Solar power guestimates for 2026

Someone on Reddit made a dumb* statement and I want a handy way to estimate how wrong they were. The claim was that solar and storage would be insufficient for their unidentified small country to provide sufficient power for them and only a nuclear reactor would meet their low carbon needs. (I did concede that a high enough population density with a sufficiently high power demand might not make the grade) **

First lets get some data. We need a list of nations by population density, thank you Wikipedia.

Out best bet for a country that it would be unrealistic to produce all power locally is Singapore, high population density, small land mass, with a large power demand per capita.

147,100 kWh per person per year. Population density of Singapore is ~8300 people per square kilometer.

Now we spend a few minutes doing some basic first order approximations and see where the estimation Take your population density, multiply it by your per capita energy consumption and you have how much power per square kilometer you need to produce each year.
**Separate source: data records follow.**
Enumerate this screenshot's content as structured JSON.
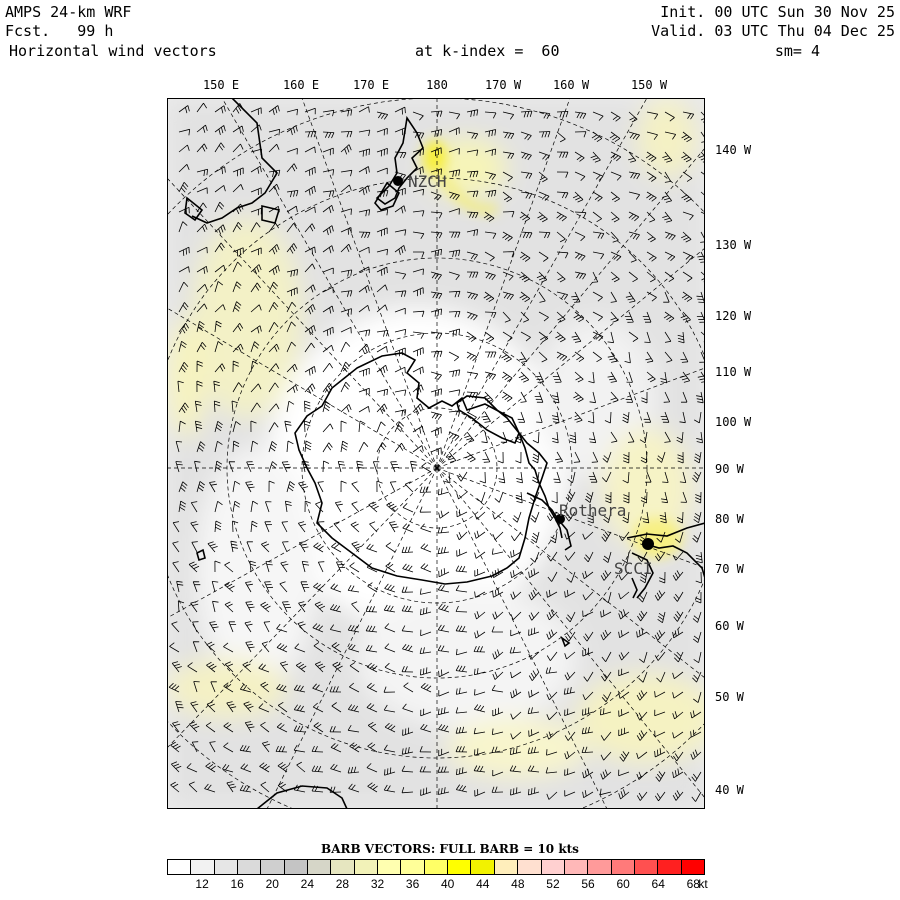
{
  "header": {
    "model": "AMPS 24-km WRF",
    "fcst": "Fcst.   99 h",
    "field": "Horizontal wind vectors",
    "init": "Init. 00 UTC Sun 30 Nov 25",
    "valid": "Valid. 03 UTC Thu 04 Dec 25",
    "k_index": "at k-index =  60",
    "smooth": "sm= 4"
  },
  "top_lon_labels": [
    "150 E",
    "160 E",
    "170 E",
    "180",
    "170 W",
    "160 W",
    "150 W"
  ],
  "right_lon_labels": [
    "140 W",
    "130 W",
    "120 W",
    "110 W",
    "100 W",
    "90 W",
    "80 W",
    "70 W",
    "60 W",
    "50 W",
    "40 W"
  ],
  "stations": [
    "NZCH",
    "Rothera",
    "SCCI"
  ],
  "legend": {
    "title": "BARB VECTORS:  FULL BARB = 10 kts",
    "ticks": [
      "12",
      "16",
      "20",
      "24",
      "28",
      "32",
      "36",
      "40",
      "44",
      "48",
      "52",
      "56",
      "60",
      "64",
      "68"
    ],
    "unit": "kt",
    "colors": [
      "#ffffff",
      "#f2f2f2",
      "#e6e6e6",
      "#dadada",
      "#cfcfcf",
      "#c4c4c4",
      "#d6d6c8",
      "#e6e6c0",
      "#f2f2b8",
      "#ffffb0",
      "#ffff99",
      "#ffff66",
      "#ffff00",
      "#f2f200",
      "#ffeebb",
      "#ffe0d0",
      "#ffd0d0",
      "#ffb8b8",
      "#ff9a9a",
      "#ff7a7a",
      "#ff5050",
      "#ff2020",
      "#ff0000"
    ]
  }
}
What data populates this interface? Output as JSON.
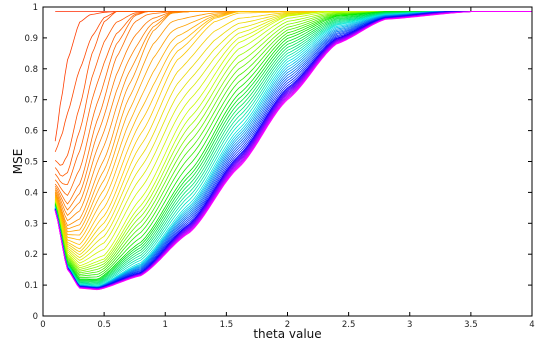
{
  "chart_data": {
    "type": "line",
    "title": "",
    "xlabel": "theta value",
    "ylabel": "MSE",
    "xlim": [
      0,
      4
    ],
    "ylim": [
      0,
      1
    ],
    "xticks": [
      0,
      0.5,
      1,
      1.5,
      2,
      2.5,
      3,
      3.5,
      4
    ],
    "xtick_labels": [
      "0",
      "0.5",
      "1",
      "1.5",
      "2",
      "2.5",
      "3",
      "3.5",
      "4"
    ],
    "yticks": [
      0,
      0.1,
      0.2,
      0.3,
      0.4,
      0.5,
      0.6,
      0.7,
      0.8,
      0.9,
      1
    ],
    "ytick_labels": [
      "0",
      "0.1",
      "0.2",
      "0.3",
      "0.4",
      "0.5",
      "0.6",
      "0.7",
      "0.8",
      "0.9",
      "1"
    ],
    "grid": false,
    "legend": "none",
    "colormap": "hsv red-to-magenta",
    "series_count": 60,
    "x_start": 0.1,
    "plateau": 0.985,
    "series": [
      {
        "color": "#ff2a00",
        "values": [
          [
            0.1,
            0.985
          ],
          [
            4.0,
            0.985
          ]
        ]
      },
      {
        "color": "#ff3b00",
        "values": [
          [
            0.1,
            0.57
          ],
          [
            0.15,
            0.72
          ],
          [
            0.2,
            0.85
          ],
          [
            0.3,
            0.97
          ],
          [
            0.38,
            0.985
          ],
          [
            4.0,
            0.985
          ]
        ]
      },
      {
        "color": "#ff5200",
        "values": [
          [
            0.1,
            0.5
          ],
          [
            0.15,
            0.47
          ],
          [
            0.2,
            0.5
          ],
          [
            0.3,
            0.66
          ],
          [
            0.4,
            0.84
          ],
          [
            0.5,
            0.95
          ],
          [
            0.6,
            0.985
          ],
          [
            4.0,
            0.985
          ]
        ]
      },
      {
        "color": "#ff6c00",
        "values": [
          [
            0.1,
            0.43
          ],
          [
            0.2,
            0.37
          ],
          [
            0.3,
            0.44
          ],
          [
            0.45,
            0.66
          ],
          [
            0.6,
            0.86
          ],
          [
            0.75,
            0.97
          ],
          [
            0.85,
            0.985
          ],
          [
            4.0,
            0.985
          ]
        ]
      },
      {
        "color": "#ff9000",
        "values": [
          [
            0.1,
            0.4
          ],
          [
            0.2,
            0.29
          ],
          [
            0.3,
            0.31
          ],
          [
            0.5,
            0.5
          ],
          [
            0.7,
            0.74
          ],
          [
            0.9,
            0.92
          ],
          [
            1.05,
            0.98
          ],
          [
            1.2,
            0.985
          ],
          [
            4.0,
            0.985
          ]
        ]
      },
      {
        "color": "#ffc400",
        "values": [
          [
            0.1,
            0.38
          ],
          [
            0.2,
            0.24
          ],
          [
            0.3,
            0.22
          ],
          [
            0.5,
            0.33
          ],
          [
            0.8,
            0.6
          ],
          [
            1.1,
            0.84
          ],
          [
            1.4,
            0.96
          ],
          [
            1.6,
            0.985
          ],
          [
            4.0,
            0.985
          ]
        ]
      },
      {
        "color": "#c8ff00",
        "values": [
          [
            0.1,
            0.37
          ],
          [
            0.2,
            0.2
          ],
          [
            0.3,
            0.16
          ],
          [
            0.5,
            0.19
          ],
          [
            0.8,
            0.37
          ],
          [
            1.2,
            0.66
          ],
          [
            1.6,
            0.88
          ],
          [
            2.0,
            0.97
          ],
          [
            2.3,
            0.985
          ],
          [
            4.0,
            0.985
          ]
        ]
      },
      {
        "color": "#00e600",
        "values": [
          [
            0.1,
            0.36
          ],
          [
            0.2,
            0.17
          ],
          [
            0.3,
            0.12
          ],
          [
            0.45,
            0.12
          ],
          [
            0.8,
            0.24
          ],
          [
            1.2,
            0.47
          ],
          [
            1.6,
            0.72
          ],
          [
            2.0,
            0.9
          ],
          [
            2.4,
            0.97
          ],
          [
            2.8,
            0.985
          ],
          [
            4.0,
            0.985
          ]
        ]
      },
      {
        "color": "#00e6e6",
        "values": [
          [
            0.1,
            0.35
          ],
          [
            0.2,
            0.16
          ],
          [
            0.3,
            0.1
          ],
          [
            0.45,
            0.095
          ],
          [
            0.8,
            0.17
          ],
          [
            1.2,
            0.36
          ],
          [
            1.6,
            0.6
          ],
          [
            2.0,
            0.82
          ],
          [
            2.4,
            0.94
          ],
          [
            2.8,
            0.975
          ],
          [
            3.2,
            0.985
          ],
          [
            4.0,
            0.985
          ]
        ]
      },
      {
        "color": "#0000ff",
        "values": [
          [
            0.1,
            0.345
          ],
          [
            0.2,
            0.155
          ],
          [
            0.3,
            0.095
          ],
          [
            0.45,
            0.09
          ],
          [
            0.8,
            0.14
          ],
          [
            1.2,
            0.3
          ],
          [
            1.6,
            0.52
          ],
          [
            2.0,
            0.74
          ],
          [
            2.4,
            0.9
          ],
          [
            2.8,
            0.965
          ],
          [
            3.3,
            0.985
          ],
          [
            4.0,
            0.985
          ]
        ]
      },
      {
        "color": "#ff00ff",
        "values": [
          [
            0.1,
            0.34
          ],
          [
            0.2,
            0.15
          ],
          [
            0.3,
            0.09
          ],
          [
            0.45,
            0.085
          ],
          [
            0.8,
            0.13
          ],
          [
            1.2,
            0.27
          ],
          [
            1.6,
            0.48
          ],
          [
            2.0,
            0.7
          ],
          [
            2.4,
            0.88
          ],
          [
            2.8,
            0.96
          ],
          [
            3.5,
            0.985
          ],
          [
            4.0,
            0.985
          ]
        ]
      }
    ]
  }
}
Divide the annual power consumption by how much power per square kilometer you get each year, multiply by 100% and you have the rough percentage of land you would need for 100% locally produced solar power.

According to the global solar atlas one square meter of land in Singapore is estimated to produce between 900-1300 kWhr/year. For 900 kWhr/m^2/yr, you would need to cover 131% of the land mass of Singapore to meet the entire country’s energy demands. At 1300 kWhr/yr they would need to cover 94% of their country with solar panels. Our lower productivity is physically impossible, and the higher productivity would mean the vast majority of residents would have a hard time seeing daylight, far from ideal*.

The amazing news is that Singapore is truly the exception. Every other country that consumes that level of power has way more land mass to distribute renewable energy production on.

So how much land do you need to meet your per capita energy needs?

Well like all real world answers, it depends.

Low power consumption per capita, or low population density allows you to get by with relatively small amounts of land devoted to solar power production. For example if you have the population density of Nebraska, 10 people per square kilometer using power at about 2.5x the rate of the average American, even with the worst available solar production for that state ( 1400 kWhr/yr/m^2) you would need less than .2% of the available land in the state. This also ignores the fact that solar panels can be located on rooftops, over parking lots, and even implemented as a complimentary part of a farming set up (for a subset of crops that I am not quallified to meaningfully comment on).

As we increase our population density, we do start running into the limits of fully locally produced power using exclusively solar energy. New Jersey, the US state with the highest density, has the potential to produce about the same amount of solar power per square meter as the values used in the Nebraska estimation, but with 49 times the population density. Land use becomes an actual concern. Assuming residents of New Jersey consume power at a rate equal to the American national average of 78,000 kWh per person annually, it would take about 2.8% of the state being covered in solar panels to meet their needs.

Various annoying people would say, “we can’t devote 3% of New Jersey to solar power, we need to do X:” Let’s put that ~3% of New Jersey statistic in context. According to the US Dept of Agriculture roughly 40% of New Jersey’s 4.7 million sq acres of land is already urban space. This means that even if New Jersey only produced power on Urban land you are looking at roughly 7% of urban land having solar panels, nowhere else in the state. You put some panels over roads (please not as a road surface), crop land that compliments those panels, things start to feel pretty manageable. Now if we include the output of the state’s nuclear power plants, wind turbines, maybe some geothermal power, we need far less land being shared by solar panels.

It turns that annoying comment on Reddit wasn’t wrong, they clarified after I asked that they were from Singapore, which as we have shown cannot reasonably meet all of its needs using local solar. They also represented the ultimate edge case.An incredibly small land mass, with a high population, very little water territory, and incredibly high per capita power consumption. For most of the world’s population, solar power and grid storage could be all that is needed (assuming battery costs continue to drop). Even in the case of Singapore consuming too much energy to make it all from truly local solar, it doesn’t eliminate solar as an energy, we are just confirming that for this particular city state the power mix needs to be a bit more complicated. Co-located solar panels on rooftops, shading playgrounds, would not impede land use, all while reducing the amount of energy that would need to come from other sources.

Hopefully this was interesting. Trying to get back into the groove of things. After having kid number 2 my brain has gotten pretty mixed up and I am out of practice on writing posts, but wanted to explore the topic

If you want to download the excel file to make your own visualization please use this link. You can fool around with population densities, per capita power user, as well as annual solar flux. If you have a better tool and want to share, I am happy to add a link.

*citation needed

**I would like to be clear that I am for any lower carbon energy solution, alas nuclear power plants are running against some pretty rough economics that limit their application, and until I see some peer reviewed data I will remain skeptical on new nuclear power plants.